Pengawas dengan standar kompetensi orientasi pada hasil mampu memimpin dalam mencapai hasil yang diinginkan secara sistematis, mampu mengembangkan dan menerapkan kebijakan, prosedur dan program yang berorientasi pada pencapaian hasil pendidikan yang baik. Serta mampu melakukan pemantauan dan evaluasi berkelanjutan terhadap kinerja guru dan siswa berdasarkan hasil yang diharapkan. Mereka menggunakan data dan informasi untuk memberikan refleksi, umpan balik, dukungan, dan arahan serta tindak lanjut untuk mencapai hasil yang optimal.

Referensi

Deutsch, M. (1949). An experimental study of the effects of cooperation and competition upon group process. Human Relations, 2(3), 199-231.
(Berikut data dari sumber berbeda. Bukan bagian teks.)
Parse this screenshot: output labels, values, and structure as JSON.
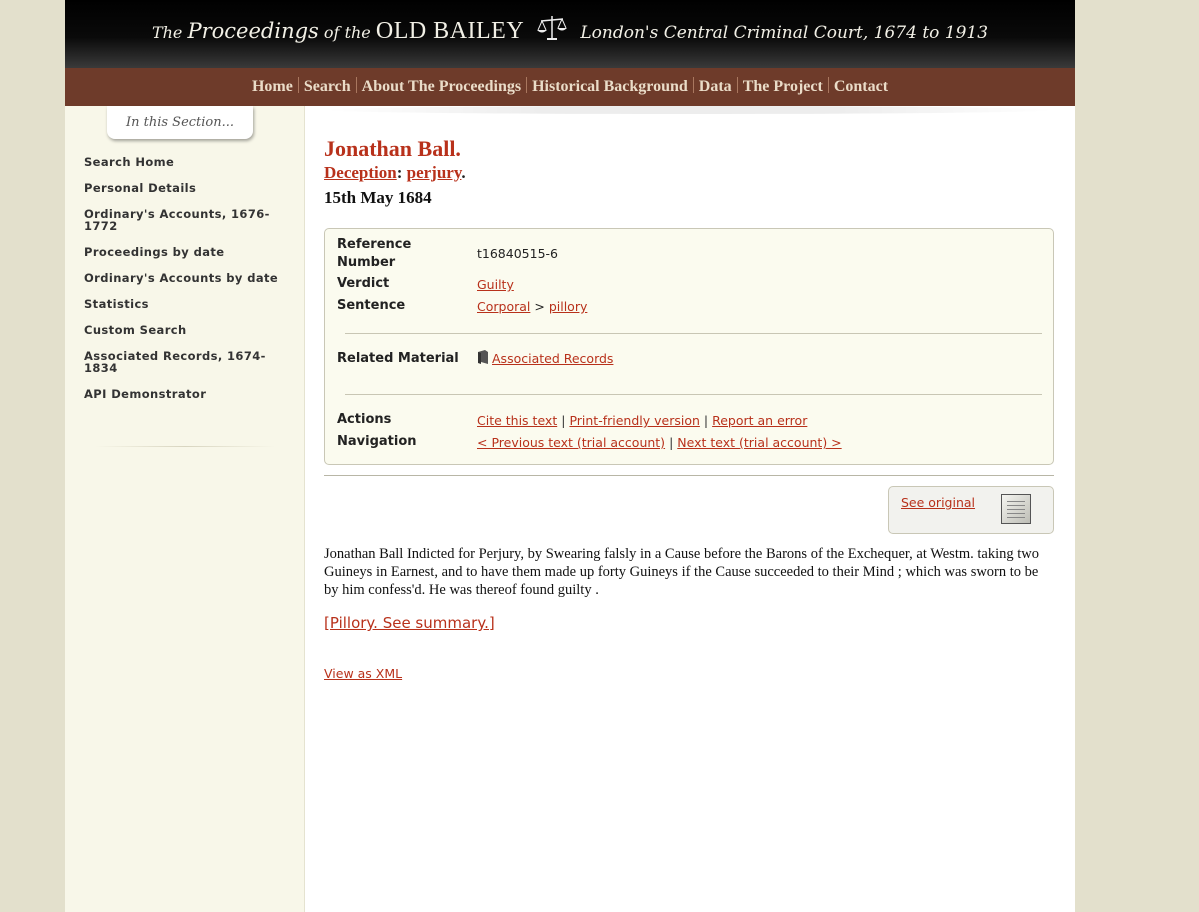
{
  "banner": {
    "the": "The",
    "proceedings": "Proceedings",
    "of_the": "of the",
    "old_bailey": "OLD BAILEY",
    "subtitle": "London's Central Criminal Court, 1674 to 1913"
  },
  "nav": [
    "Home",
    "Search",
    "About The Proceedings",
    "Historical Background",
    "Data",
    "The Project",
    "Contact"
  ],
  "sidebar": {
    "section_tab": "In this Section...",
    "links": [
      "Search Home",
      "Personal Details",
      "Ordinary's Accounts, 1676-1772",
      "Proceedings by date",
      "Ordinary's Accounts by date",
      "Statistics",
      "Custom Search",
      "Associated Records, 1674-1834",
      "API Demonstrator"
    ]
  },
  "trial": {
    "name": "Jonathan Ball.",
    "offence_category": "Deception",
    "offence_sep": ":",
    "offence": "perjury",
    "offence_end": ".",
    "date": "15th May 1684"
  },
  "info": {
    "reference_label": "Reference Number",
    "reference_value": "t16840515-6",
    "verdict_label": "Verdict",
    "verdict_value": "Guilty",
    "sentence_label": "Sentence",
    "sentence_category": "Corporal",
    "sentence_arrow": ">",
    "sentence_value": "pillory",
    "related_label": "Related Material",
    "related_link": "Associated Records",
    "actions_label": "Actions",
    "cite": "Cite this text",
    "print": "Print-friendly version",
    "report": "Report an error",
    "pipe": "|",
    "navigation_label": "Navigation",
    "prev": "< Previous text (trial account)",
    "next": "Next text (trial account) >"
  },
  "see_original": "See original",
  "text": "Jonathan Ball Indicted for Perjury, by Swearing falsly in a Cause before the Barons of the Exchequer, at Westm. taking two Guineys in Earnest, and to have them made up forty Guineys if the Cause succeeded to their Mind ; which was sworn to be by him confess'd. He was thereof found guilty .",
  "summary_link": "[Pillory. See summary.]",
  "xml_link": "View as XML",
  "colors": {
    "link": "#b8311b",
    "navbar": "#6e3b2a",
    "sidebar_bg": "#f8f7e9",
    "page_bg": "#e3e0cc"
  },
  "icons": [
    "scales-icon",
    "book-icon",
    "document-thumbnail-icon"
  ]
}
Pfeiffer, J. W., & Jones, J. E. (2008). The 2008 annual: Developing human resources. John Wiley & Sons.

Johnson, R. T., & Johnson, D. W. (1989). Cooperation and competition: Theory and research. Interaction Book Company.

Schramm, W. (1954). How communication works. In W. Schramm (Ed.), The process and effects of mass communication (pp. 3-26). Urbana, IL: University of Illinois Press.

 Tannen, D. (1990). You just don't understand: Women and men in conversation. New York, NY: William Morrow and Company.

Locke, E. A., & Latham, G. P. (1990). A theory of goal setting and task performance. Englewood Cliffs, NJ: Prentice-Hall.

House, R. J. (1971). A path-goal theory of leader effectiveness. Administrative Science Quarterly, 16(3), 321-338.